ガソリンスタンドの人材育成において社員価格がもたらす弊害

経営の姿勢

スタッフだけが受けられる割引

 多くの小売業同様、ガソリンスタンドで働くスタッフは、その店舗で扱う商品を割引価格で購入することが可能です。ガソリンであれば、5円~10円程度の割引、油外商品においては原価にわずかな利益だけを乗せた価格で購入することができる店舗がほとんどではないでしょうか。

 ガソリンスタンドの運営会社が、福利厚生の一環として実施しているこの社員価格制度ですが、スタッフは安く購入でき、店舗としてはタイヤなど販売数量を稼いでリベートを狙いたい商品については、販売数量を稼げるメリットがあります。

視野が広がらない

 ガソリンスタンドに限らず、多種多様な店舗を見ることは、視野を広げ、それによる新たな視点や刺激を得ることが出来たり、アイデアを想起させたりさせます。

 私は、埼玉県川越市のガソリンスタンドに勤務していた頃に、地域一番店と呼ばれた近所のガソリンスタンドで給油をして、その接客の迫力に圧倒されたことがあります。
 その店舗を調べたところ、何店舗かチェーン展開している会社が運営する店舗のひとつであり、その会社は、月間のガソリン販売量が日本で初めて1,000㎘を超えたという店舗も傘下に持っていました。
 そのような店が近所にある、という意識が自店の運営に喝を入れてくれました。

 社員価格という割引制度は、商品の割引を得るために自社で買物をする、ということになります。

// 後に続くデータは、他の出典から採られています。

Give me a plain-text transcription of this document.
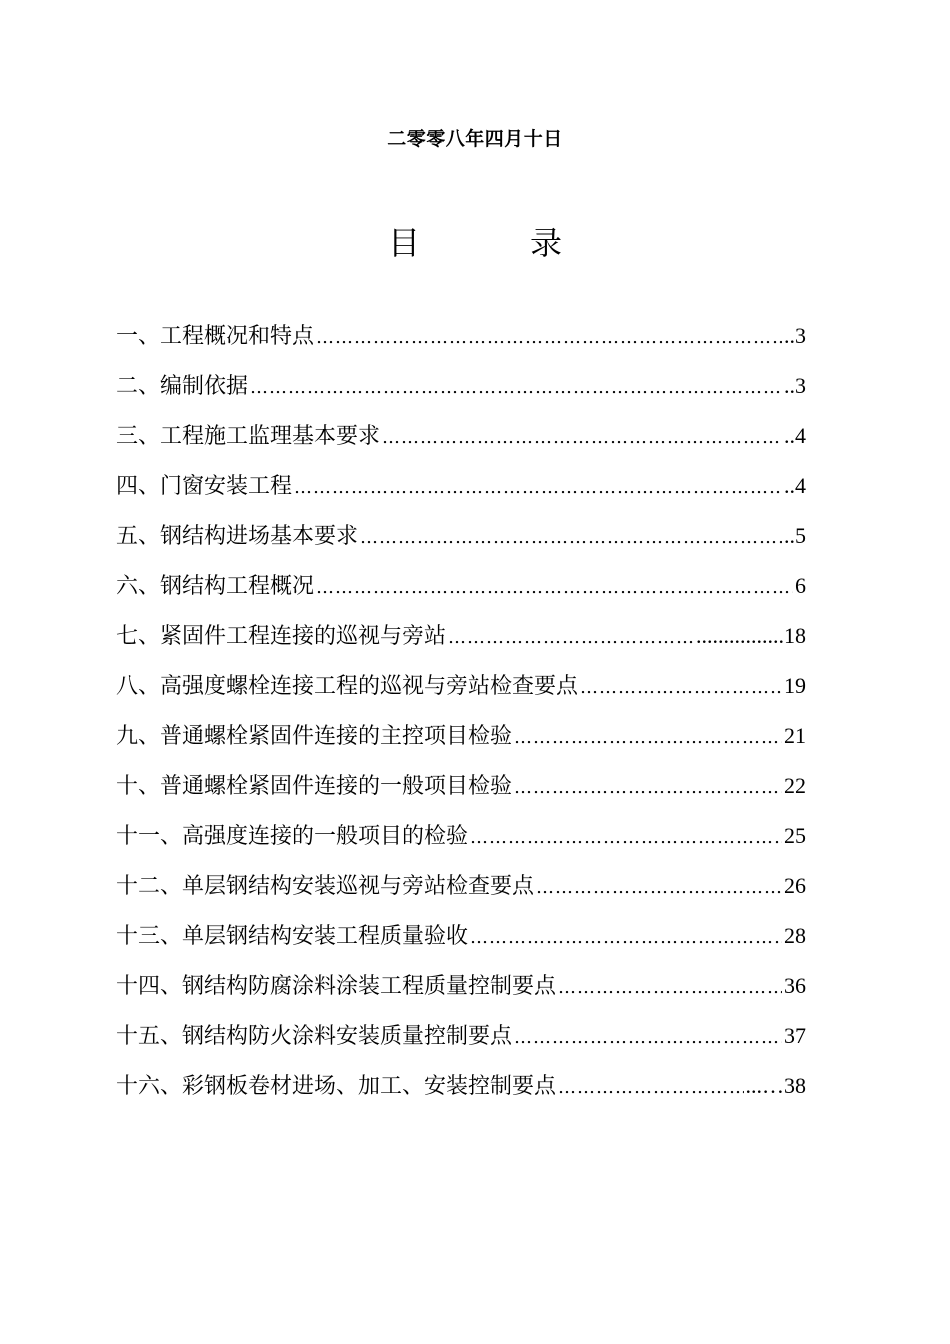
二零零八年四月十日
目	录
一、工程概况和特点 ……………………………………………………………………………………………………………………………………………	..3
二、编制依据 ……………………………………………………………………………………………………………………………………………	..3
三、工程施工监理基本要求 ……………………………………………………………………………………………………………………………………………	..4
四、门窗安装工程 ……………………………………………………………………………………………………………………………………………	..4
五、钢结构进场基本要求 ……………………………………………………………………………………………………………………………………………	..5
六、钢结构工程概况 ……………………………………………………………………………………………………………………………………………	6
七、紧固件工程连接的巡视与旁站 ……………………………………………………………………………………………………………………………………………	................18
八、高强度螺栓连接工程的巡视与旁站检查要点 ……………………………………………………………………………………………………………………………………………	19
九、普通螺栓紧固件连接的主控项目检验 ……………………………………………………………………………………………………………………………………………	21
十、普通螺栓紧固件连接的一般项目检验 ……………………………………………………………………………………………………………………………………………	22
十一、高强度连接的一般项目的检验 ……………………………………………………………………………………………………………………………………………	25
十二、单层钢结构安装巡视与旁站检查要点 ……………………………………………………………………………………………………………………………………………	26
十三、单层钢结构安装工程质量验收 ……………………………………………………………………………………………………………………………………………	28
十四、钢结构防腐涂料涂装工程质量控制要点 ……………………………………………………………………………………………………………………………………………	36
十五、钢结构防火涂料安装质量控制要点 ……………………………………………………………………………………………………………………………………………	37
十六、彩钢板卷材进场、加工、安装控制要点 ……………………………………………………………………………………………………………………………………………	...…38
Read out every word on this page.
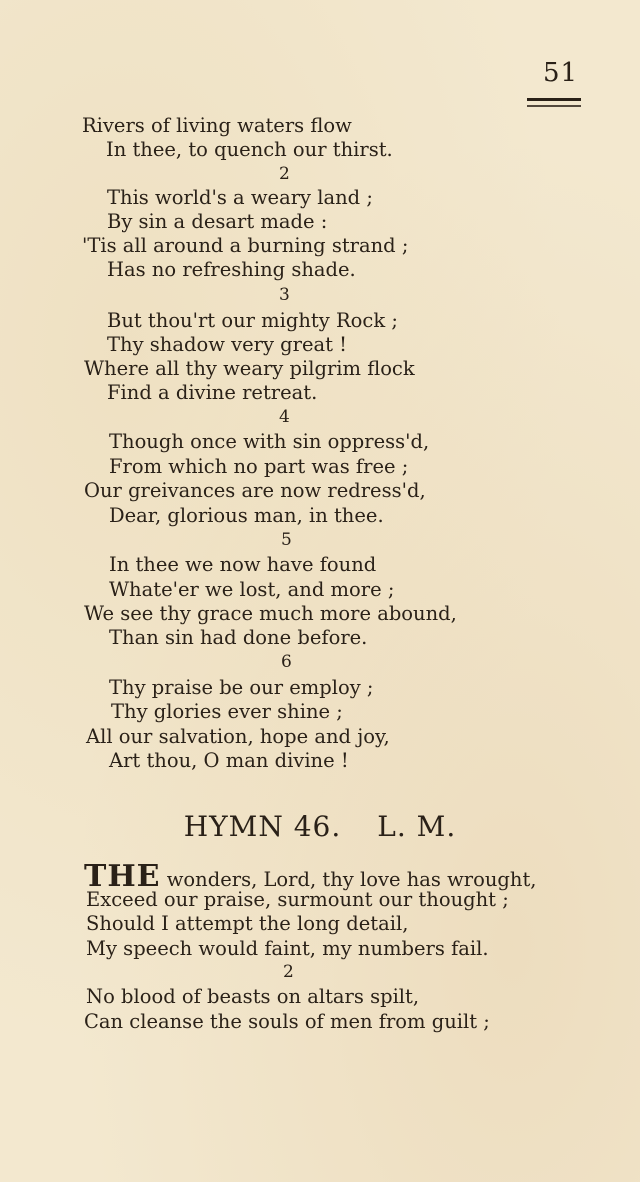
51
Rivers of living waters flow
In thee, to quench our thirst.
2
This world's a weary land ;
By sin a desart made :
'Tis all around a burning strand ;
Has no refreshing shade.
3
But thou'rt our mighty Rock ;
Thy shadow very great !
Where all thy weary pilgrim flock
Find a divine retreat.
4
Though once with sin oppress'd,
From which no part was free ;
Our greivances are now redress'd,
Dear, glorious man, in thee.
5
In thee we now have found
Whate'er we lost, and more ;
We see thy grace much more abound,
Than sin had done before.
6
Thy praise be our employ ;
Thy glories ever shine ;
All our salvation, hope and joy,
Art thou, O man divine !
HYMN 46. L. M.
THE wonders, Lord, thy love has wrought,
Exceed our praise, surmount our thought ;
Should I attempt the long detail,
My speech would faint, my numbers fail.
2
No blood of beasts on altars spilt,
Can cleanse the souls of men from guilt ;
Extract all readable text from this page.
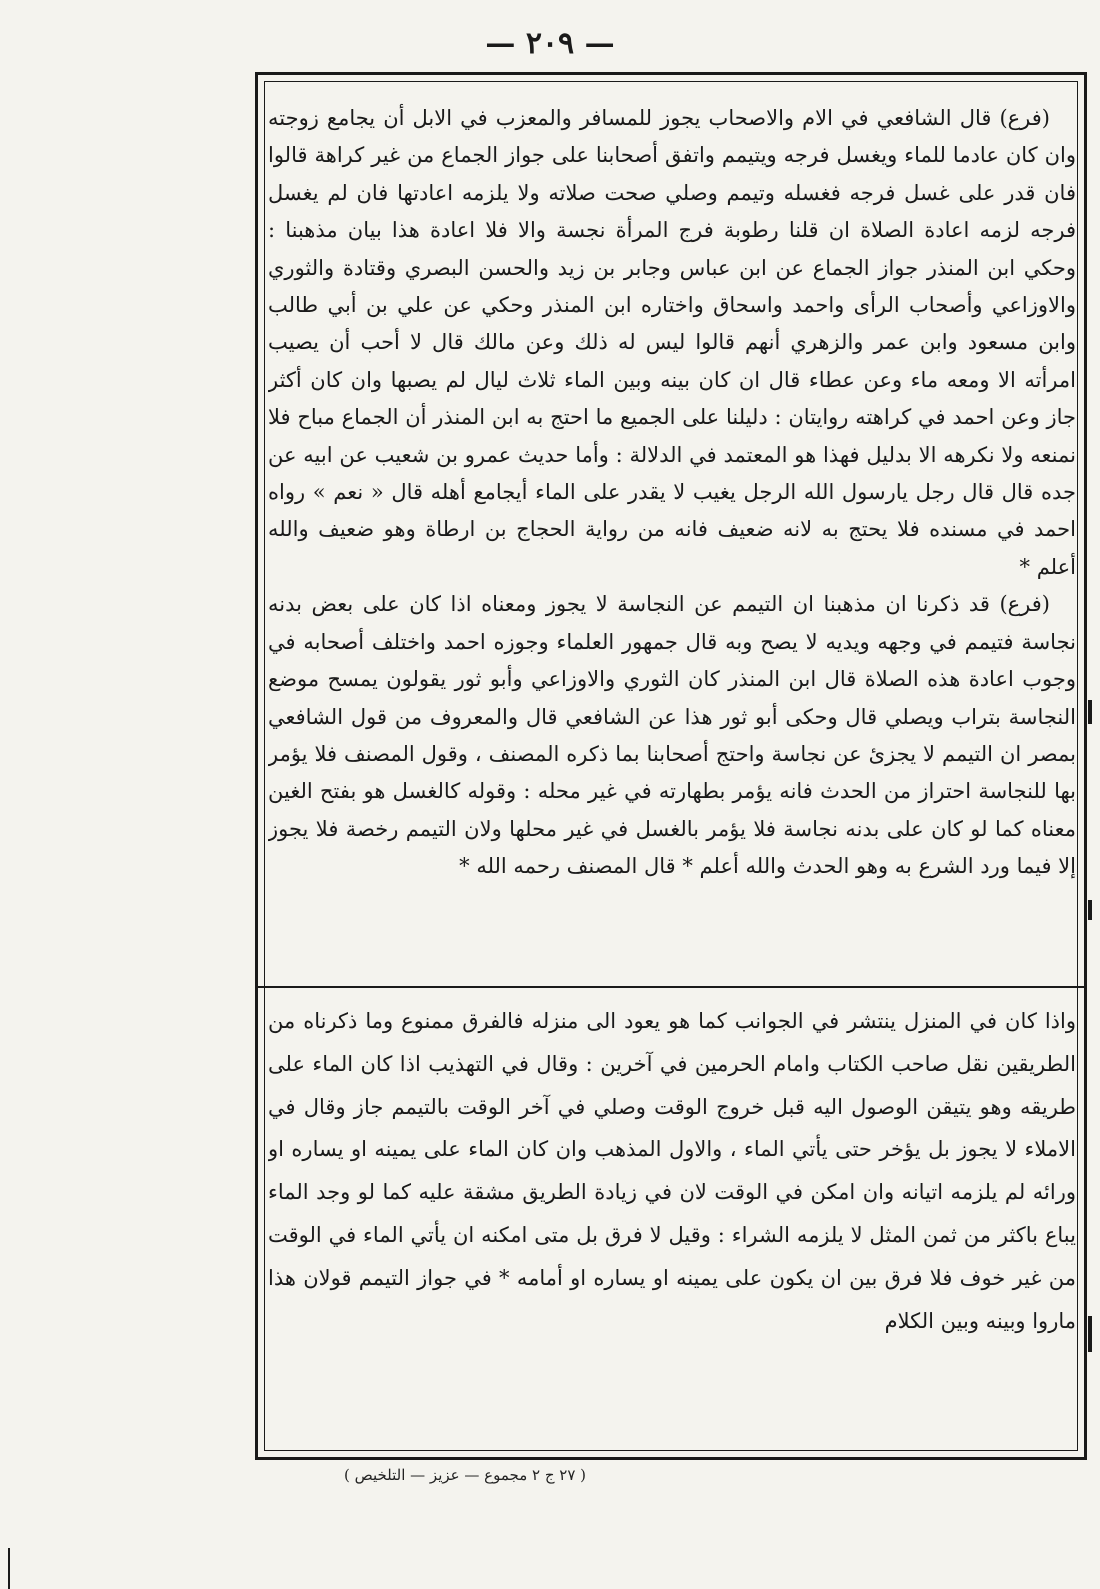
— ٢٠٩ —

(فرع) قال الشافعي في الام والاصحاب يجوز للمسافر والمعزب في الابل أن يجامع زوجته وان كان عادما للماء ويغسل فرجه ويتيمم واتفق أصحابنا على جواز الجماع من غير كراهة قالوا فان قدر على غسل فرجه فغسله وتيمم وصلي صحت صلاته ولا يلزمه اعادتها فان لم يغسل فرجه لزمه اعادة الصلاة ان قلنا رطوبة فرج المرأة نجسة والا فلا اعادة هذا بيان مذهبنا : وحكي ابن المنذر جواز الجماع عن ابن عباس وجابر بن زيد والحسن البصري وقتادة والثوري والاوزاعي وأصحاب الرأى واحمد واسحاق واختاره ابن المنذر وحكي عن علي بن أبي طالب وابن مسعود وابن عمر والزهري أنهم قالوا ليس له ذلك وعن مالك قال لا أحب أن يصيب امرأته الا ومعه ماء وعن عطاء قال ان كان بينه وبين الماء ثلاث ليال لم يصبها وان كان أكثر جاز وعن احمد في كراهته روايتان : دليلنا على الجميع ما احتج به ابن المنذر أن الجماع مباح فلا نمنعه ولا نكرهه الا بدليل فهذا هو المعتمد في الدلالة : وأما حديث عمرو بن شعيب عن ابيه عن جده قال قال رجل يارسول الله الرجل يغيب لا يقدر على الماء أيجامع أهله قال « نعم » رواه احمد في مسنده فلا يحتج به لانه ضعيف فانه من رواية الحجاج بن ارطاة وهو ضعيف والله أعلم *

(فرع) قد ذكرنا ان مذهبنا ان التيمم عن النجاسة لا يجوز ومعناه اذا كان على بعض بدنه نجاسة فتيمم في وجهه ويديه لا يصح وبه قال جمهور العلماء وجوزه احمد واختلف أصحابه في وجوب اعادة هذه الصلاة قال ابن المنذر كان الثوري والاوزاعي وأبو ثور يقولون يمسح موضع النجاسة بتراب ويصلي قال وحكى أبو ثور هذا عن الشافعي قال والمعروف من قول الشافعي بمصر ان التيمم لا يجزئ عن نجاسة واحتج أصحابنا بما ذكره المصنف ، وقول المصنف فلا يؤمر بها للنجاسة احتراز من الحدث فانه يؤمر بطهارته في غير محله : وقوله كالغسل هو بفتح الغين معناه كما لو كان على بدنه نجاسة فلا يؤمر بالغسل في غير محلها ولان التيمم رخصة فلا يجوز إلا فيما ورد الشرع به وهو الحدث والله أعلم * قال المصنف رحمه الله *

واذا كان في المنزل ينتشر في الجوانب كما هو يعود الى منزله فالفرق ممنوع وما ذكرناه من الطريقين نقل صاحب الكتاب وامام الحرمين في آخرين : وقال في التهذيب اذا كان الماء على طريقه وهو يتيقن الوصول اليه قبل خروج الوقت وصلي في آخر الوقت بالتيمم جاز وقال في الاملاء لا يجوز بل يؤخر حتى يأتي الماء ، والاول المذهب وان كان الماء على يمينه او يساره او ورائه لم يلزمه اتيانه وان امكن في الوقت لان في زيادة الطريق مشقة عليه كما لو وجد الماء يباع باكثر من ثمن المثل لا يلزمه الشراء : وقيل لا فرق بل متى امكنه ان يأتي الماء في الوقت من غير خوف فلا فرق بين ان يكون على يمينه او يساره او أمامه * في جواز التيمم قولان هذا ماروا وبينه وبين الكلام

( ٢٧ ج ٢ مجموع — عزيز — التلخيص )
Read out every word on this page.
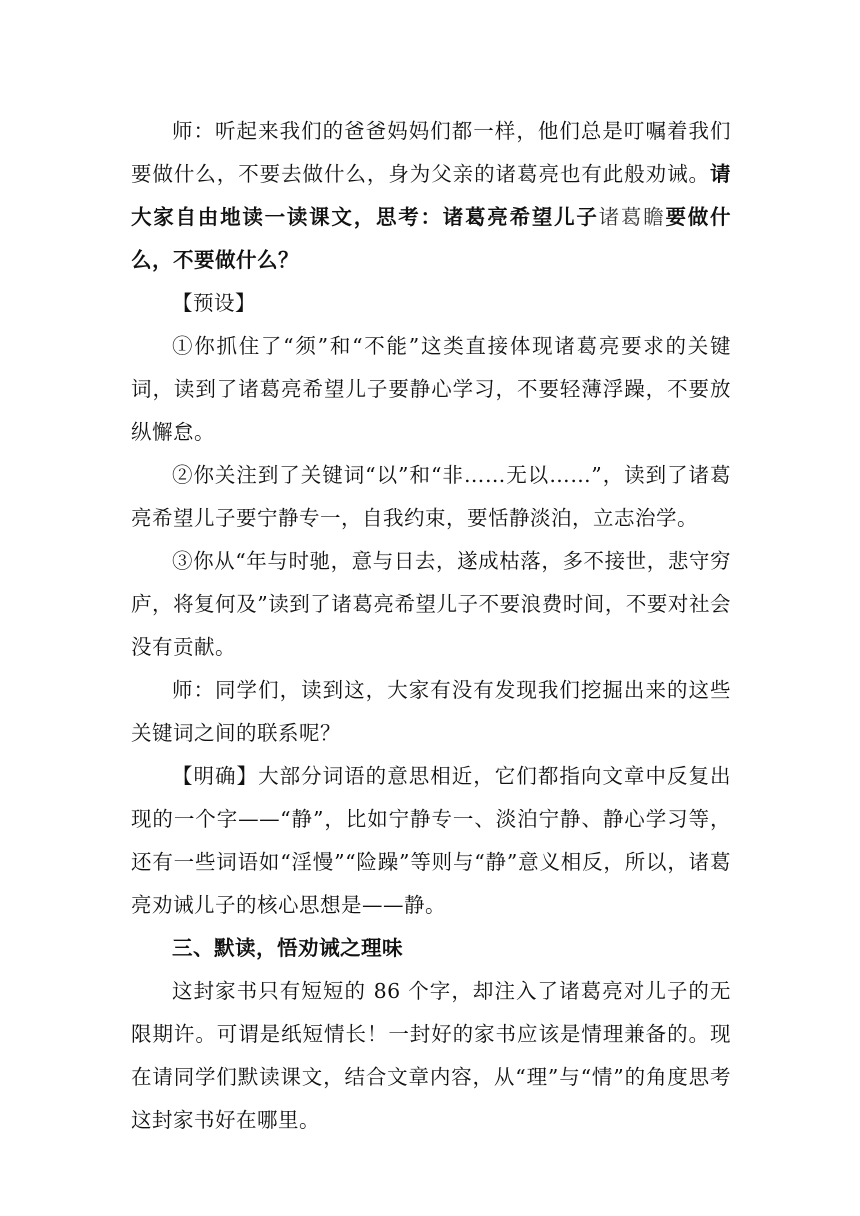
师：听起来我们的爸爸妈妈们都一样，他们总是叮嘱着我们要做什么，不要去做什么，身为父亲的诸葛亮也有此般劝诫。请大家自由地读一读课文，思考：诸葛亮希望儿子诸葛瞻要做什么，不要做什么？

【预设】

①你抓住了“须”和“不能”这类直接体现诸葛亮要求的关键词，读到了诸葛亮希望儿子要静心学习，不要轻薄浮躁，不要放纵懈怠。

②你关注到了关键词“以”和“非……无以……”，读到了诸葛亮希望儿子要宁静专一，自我约束，要恬静淡泊，立志治学。

③你从“年与时驰，意与日去，遂成枯落，多不接世，悲守穷庐，将复何及”读到了诸葛亮希望儿子不要浪费时间，不要对社会没有贡献。

师：同学们，读到这，大家有没有发现我们挖掘出来的这些关键词之间的联系呢？

【明确】大部分词语的意思相近，它们都指向文章中反复出现的一个字——“静”，比如宁静专一、淡泊宁静、静心学习等，还有一些词语如“淫慢”“险躁”等则与“静”意义相反，所以，诸葛亮劝诫儿子的核心思想是——静。

三、默读，悟劝诫之理味

这封家书只有短短的 86 个字，却注入了诸葛亮对儿子的无限期许。可谓是纸短情长！一封好的家书应该是情理兼备的。现在请同学们默读课文，结合文章内容，从“理”与“情”的角度思考这封家书好在哪里。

自店で働くスタッフが自店で買物をするその行為に、視野の広がりは期待できません。

福利厚生と人材育成を両立する

 例えば、ガソリンの販売価格が140円だとして、そこで働くスタッフは、社員価格としてガソリンを店頭価格より10円/ℓ安い130円で給油出来るとします。
 この場合、スタッフは自分の車へ、自店で給油するのではなく、他店で給油し、領収書を持ってきていただき、社員価格である130円/ℓとの差額を支払うというのはどうでしょう。
 経費処理は、そのスタッフに差額分の領収書を書いてもらえば良いでしょう。

 洗車にせよ、エンジンオイルやタイヤ交換にせよ、同様の制度とすることにより、スタッフは他店でそれらを購入し、他店の接客や作業手順に触れることが可能となります。その感想をミーティングなどで共有することにより、個人だけでなく店舗として視野が広がり、新たな取組みのアイデアが生まれたり、販売意欲が向上したりする可能性が高まります。

 なお、この取組みは、スタッフが自店で買わないことになりますから、タイヤなど販売数量を稼いでリベートを狙いたい商品については、販売数量を稼げるというメリットが喪失されます。ですが、新たな取組みのアイデアや販売意欲の向上というメリットは、販売が促進されますので、帳消しになるのではないでしょうか。

 また、それが実現されるように、店長やそれに準ずる管理職は、他店で購入した感想を積極的にスタッフから引き出す必要があります。そのようにしなければ、他店をあえて利用する意味も薄れてきます。

 ガソリンスタンドの人材育成において社員価格がもたらす弊害のひとつとして、スタッフの視野が狭まり、現状の意識や取組みから脱却できない、ということが言えると思いますがいかがでしょうか。